Frances Anne Kemble (Dictionary of American Biography)

Reference
Dumas Malone, ed., Dictionary of American Biography (New York: Charles Scribner’s Sons, 1961), 5: 315-16.
In May 1835 she published, in two volumes, Journal of a Residence in America, which was a record of her tour, and freely though goodnaturedly she criticized the various American customs. The young republic was touchy, however, and for a time she was roundly abused. The winter of 1838-39 she spent with her husband on his Georgia plantation where for the first time she saw the inside workings of slavery and realized the source of her husband’s income. She was deeply revolted and again kept a journal, but she refused to publish it until the Civil War, when she issued it to influence British opinion (Journal of a Residence on a Georgian Plantation, 1863). Her visit to Georgia deepened the gap which tastes and temperament had already made between her and her husband….In 1848 her husband sued for divorce, alleging abandonment. The case was long a famous one, especially as she was defended by Rufus Choate.
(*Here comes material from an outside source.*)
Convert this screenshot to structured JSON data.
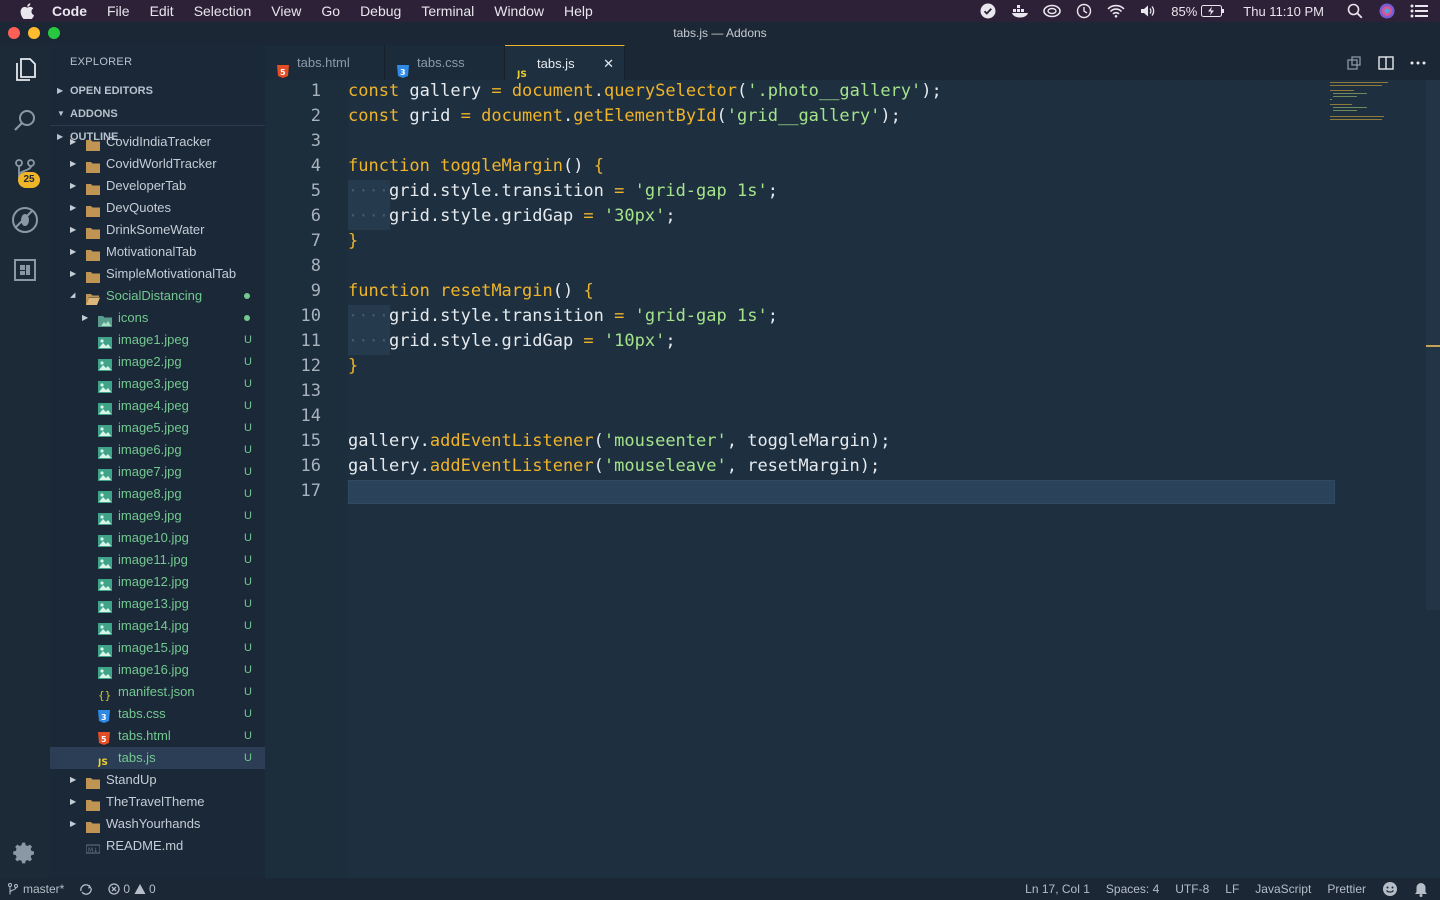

The divorce was granted in 1849, after Fanny had returned to America and discovered a way to employ her talents successfully without appearing on stage. She gave public readings from Shakespeare, and so great was the demand to hear them, in England as well as America, that she was able to purchase a cottage in her beloved Lenox, in the Berkshire Hills, where she made her summer home for the next few years.